On whether he has patience that the U.S. will grind its way out and get to a better place five or ten years from now:

"No, because the ten year ago forecast said that we would have a surplus in 2012, that revenue would be $3.5 trillion, and it was $2.5 trillion. What they are using today is a rosy scenario forecast for ten years that would make the rosy scenario I did in 1981 in the Reagan administration look like an ugly duckling by comparison. They are saying that we are going to create 17 million jobs in ten years compared to two million in the last ten years, that we are going to go 14 years without a recession. It has never happened in history. Most cycles last 48 months. So when you actually do a forecast based on the last ten years, just say the performance in the last ten years, the growth rate, the business investment, job creation, you have $15 trillion to $20 trillion in deficits in front of us, not $7 trillion. We are not on a glide path going downward."

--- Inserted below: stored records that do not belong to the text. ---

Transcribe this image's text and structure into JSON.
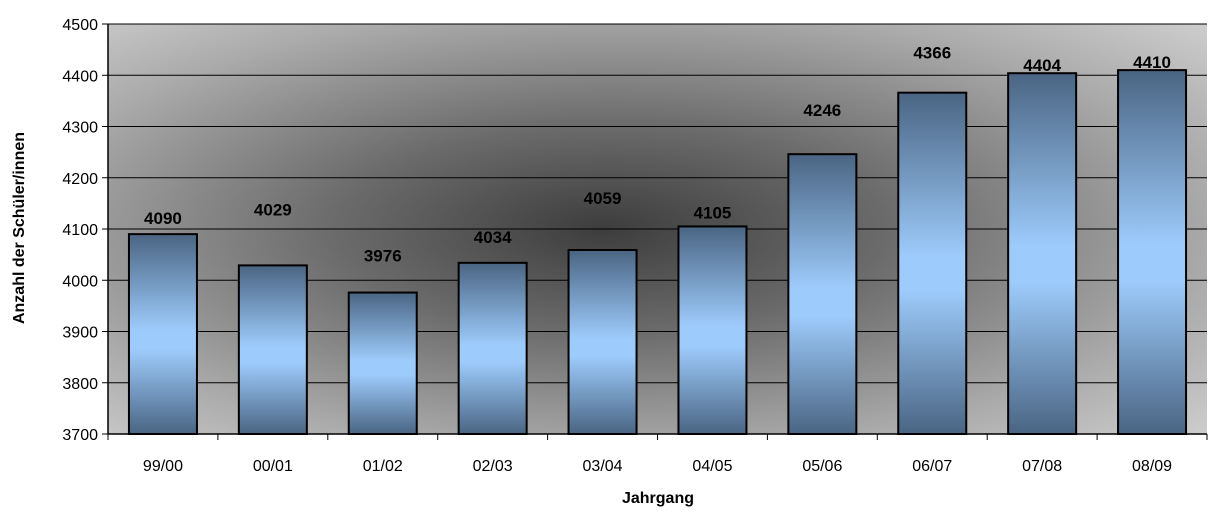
{
  "chart_data": {
    "type": "bar",
    "title": "",
    "xlabel": "Jahrgang",
    "ylabel": "Anzahl der Schüler/innen",
    "categories": [
      "99/00",
      "00/01",
      "01/02",
      "02/03",
      "03/04",
      "04/05",
      "05/06",
      "06/07",
      "07/08",
      "08/09"
    ],
    "values": [
      4090,
      4029,
      3976,
      4034,
      4059,
      4105,
      4246,
      4366,
      4404,
      4410
    ],
    "data_labels": [
      "4090",
      "4029",
      "3976",
      "4034",
      "4059",
      "4105",
      "4246",
      "4366",
      "4404",
      "4410"
    ],
    "ylim": [
      3700,
      4500
    ],
    "yticks": [
      "3700",
      "3800",
      "3900",
      "4000",
      "4100",
      "4200",
      "4300",
      "4400",
      "4500"
    ],
    "grid": true,
    "legend": "none",
    "colors": {
      "bar_edge": "#4a6583",
      "bar_center": "#9dcbfb",
      "bar_outline": "#000000",
      "plot_light": "#c8c8c8",
      "plot_dark": "#3a3a3a",
      "gridline": "#000000"
    }
  }
}
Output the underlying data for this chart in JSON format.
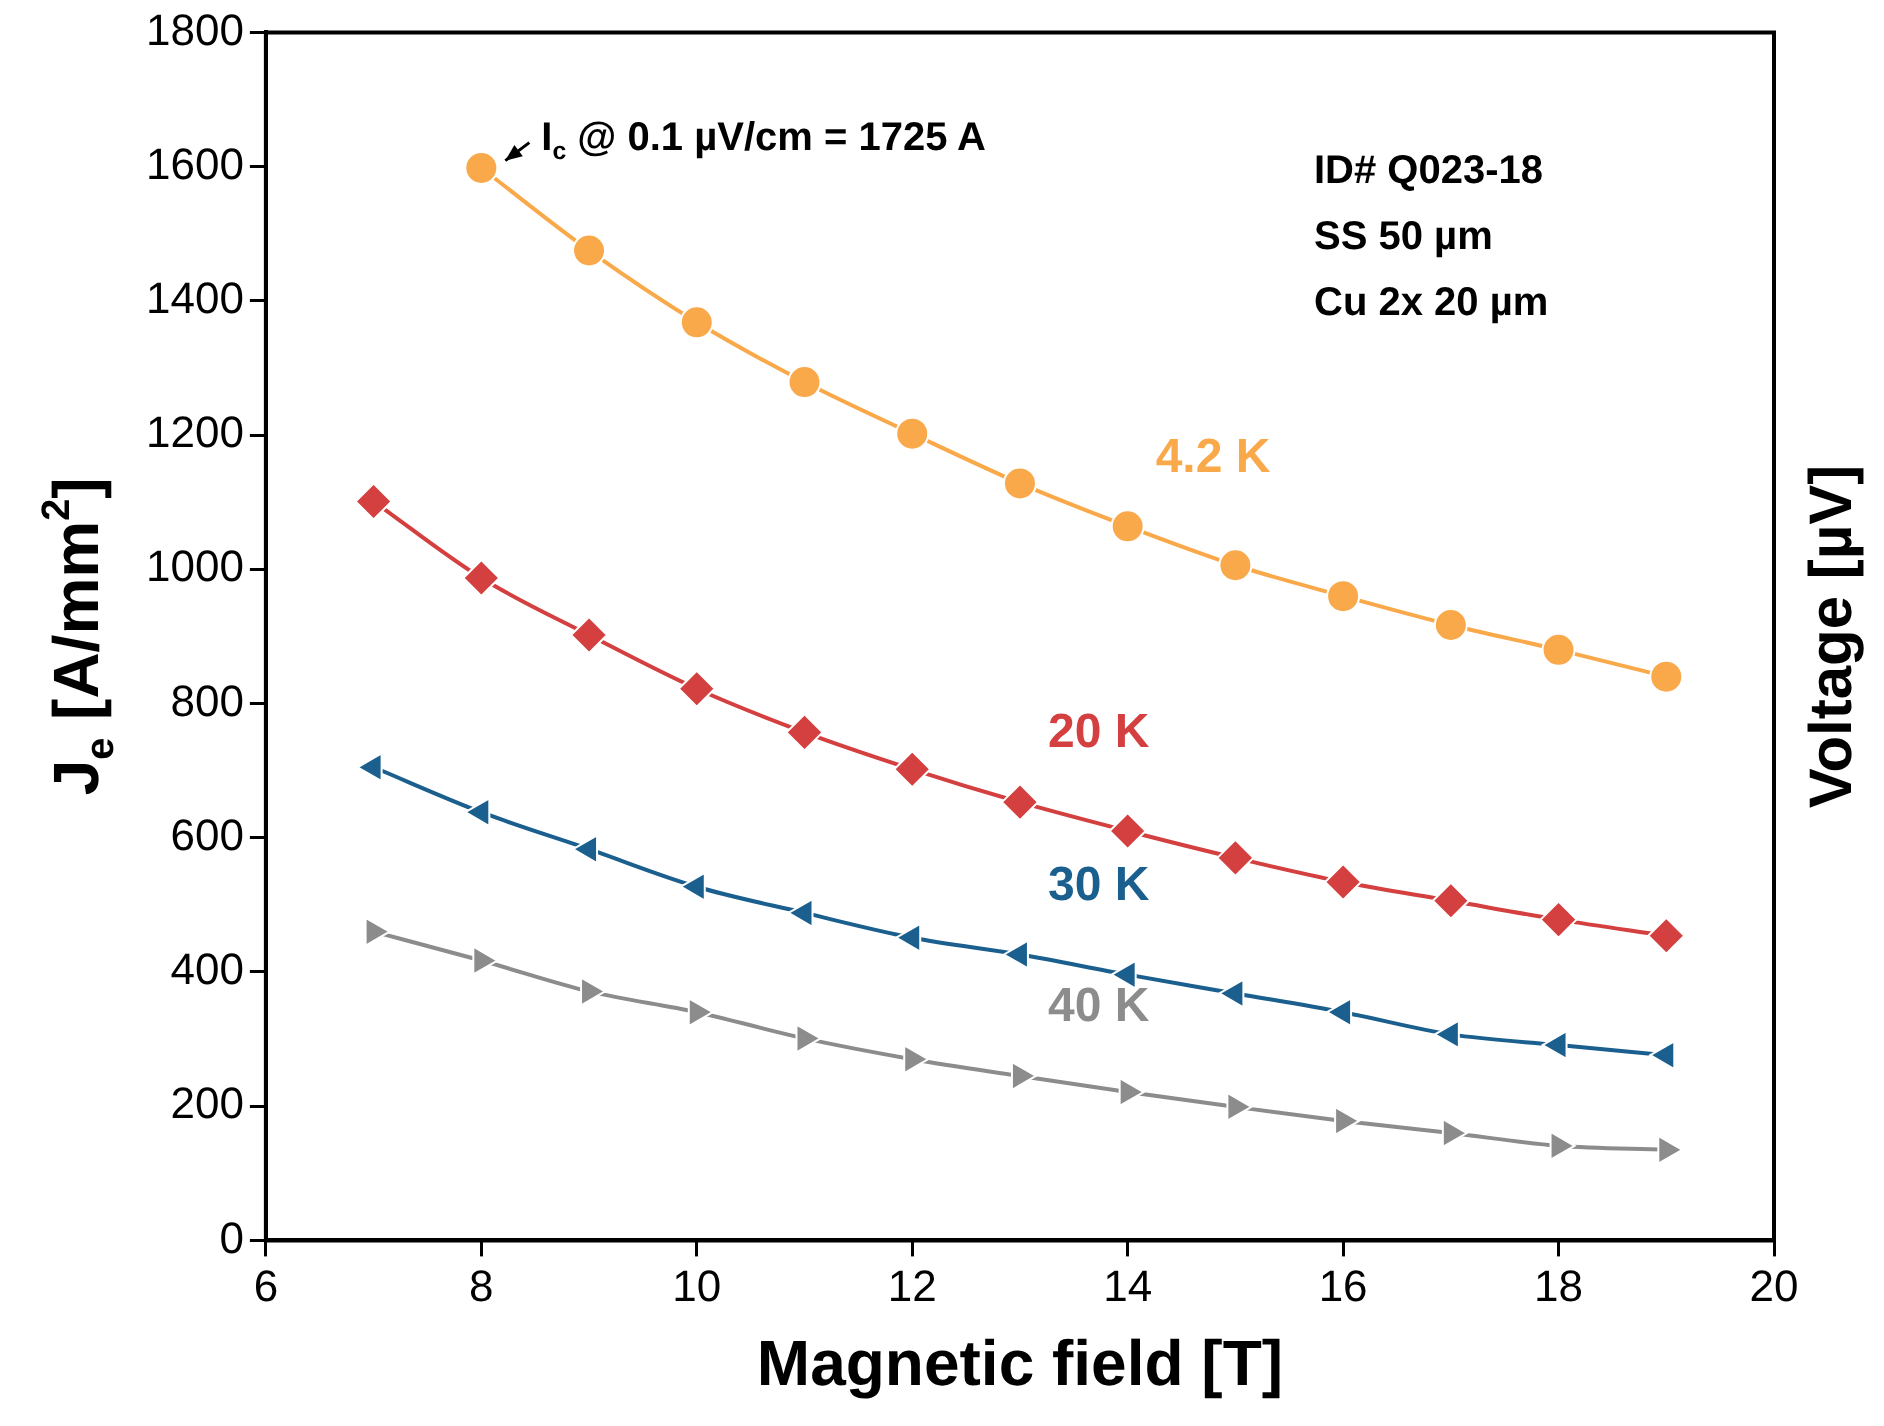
{
  "chart_data": {
    "type": "line",
    "xlabel": "Magnetic field [T]",
    "ylabel": "J$_{e}$ [A/mm$^{2}$]",
    "y2label": "Voltage [µV]",
    "xlim": [
      6,
      20
    ],
    "xticks": [
      6,
      8,
      10,
      12,
      14,
      16,
      18,
      20
    ],
    "ylim": [
      0,
      1800
    ],
    "yticks": [
      0,
      200,
      400,
      600,
      800,
      1000,
      1200,
      1400,
      1600,
      1800
    ],
    "grid": false,
    "legend": false,
    "series": [
      {
        "name": "4.2 K",
        "color": "#f9a94a",
        "marker": "circle",
        "x": [
          8,
          9,
          10,
          11,
          12,
          13,
          14,
          15,
          16,
          17,
          18,
          19
        ],
        "values": [
          1598,
          1475,
          1368,
          1279,
          1202,
          1128,
          1064,
          1006,
          960,
          917,
          880,
          840
        ]
      },
      {
        "name": "20 K",
        "color": "#d43f3f",
        "marker": "diamond",
        "x": [
          7,
          8,
          9,
          10,
          11,
          12,
          13,
          14,
          15,
          16,
          17,
          18,
          19
        ],
        "values": [
          1101,
          987,
          902,
          822,
          757,
          702,
          653,
          610,
          570,
          534,
          506,
          478,
          454
        ]
      },
      {
        "name": "30 K",
        "color": "#1a5f8e",
        "marker": "triangle-left",
        "x": [
          7,
          8,
          9,
          10,
          11,
          12,
          13,
          14,
          15,
          16,
          17,
          18,
          19
        ],
        "values": [
          705,
          638,
          583,
          527,
          488,
          451,
          426,
          396,
          368,
          340,
          307,
          291,
          276
        ]
      },
      {
        "name": "40 K",
        "color": "#8c8c8c",
        "marker": "triangle-right",
        "x": [
          7,
          8,
          9,
          10,
          11,
          12,
          13,
          14,
          15,
          16,
          17,
          18,
          19
        ],
        "values": [
          460,
          417,
          371,
          340,
          301,
          270,
          245,
          221,
          199,
          178,
          160,
          141,
          135
        ]
      }
    ],
    "annotations": [
      {
        "text": "I$_{c}$ @ 0.1 µV/cm = 1725 A",
        "x": 8,
        "y": 1600
      },
      "ID# Q023-18",
      "SS 50 µm",
      "Cu 2x 20 µm"
    ]
  }
}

On what Paul Krugman, Brad DeLong and others are getting wrong right now:

"They don’t see the elephant in the room called the Fed, and the other central banks buying hand over fist almost all the treasuries that are being issued. The interest rate is not two percent, that is administered, pegged, set by the fed. Ask yourself, if the Fed said we’re going fishing for six months and we are not going to be in the market, we’re gone, do you think the treasury at ten years would stay two percent? Not a chance…It would go way up. There would be a tremendous panic sell off in the bond market because it is entirely propped up. So therefore, they are disingenuous."

On the Republican Party:

"That is the problem. We have no conservative party left. The Republicans have simply adopted Keynesianism for the prosperous classes by using the Tax Code for this stimulus, that stimulus, to help this part of the economy or that part of the economy."

On whether he agrees with Glenn Hubbard who suggested that we need to go after entitlements on a long glide path and against the wealthy first:

"No, because we have been kicking the can for decades and decades, according to the advice of Keynesians like Hubbard. Hubbard is a complete Keynesian. He is a brilliant guy who told Bush cut taxes in 2001, cut taxes in 2003, oh, why you are at it, go have two unfinanced wars and don’t worry about the deficit because it doesn’t matter. This is the kind of advice Republicans are getting from the likes of Professor Hubbard, and it is no wonder that we are heading towards national bankruptcy. It has got to stop."

On what would happen if we went cold turkey:

"It’s too late to go cold turkey. Nobody is going to do it, that is why we are drifting towards the wall. The deficit is much bigger than they are saying. As I indicated, with an honest economic forecast, just like we’ve had for ten years, you are looking at $15 trillion, $20 trillion. You are looking at a national debt $30 trillion."

On whether he believes in American optimism and that we will grow and find a path through this:

"No, the optimum was in the people of Main Street, the entrepreneurs, the businessmen, the hard workers, the bus drivers, the farmers. I am attacking the elite. I am attacking the people that run Wall Street, the people inside the Beltway in Washington. I am attacking all of the Keynesian professors from both parties who have gotten us into this idea, just print enough money and we are going to get wealthier, just borrow enough money and we’re going to stimulate the economy."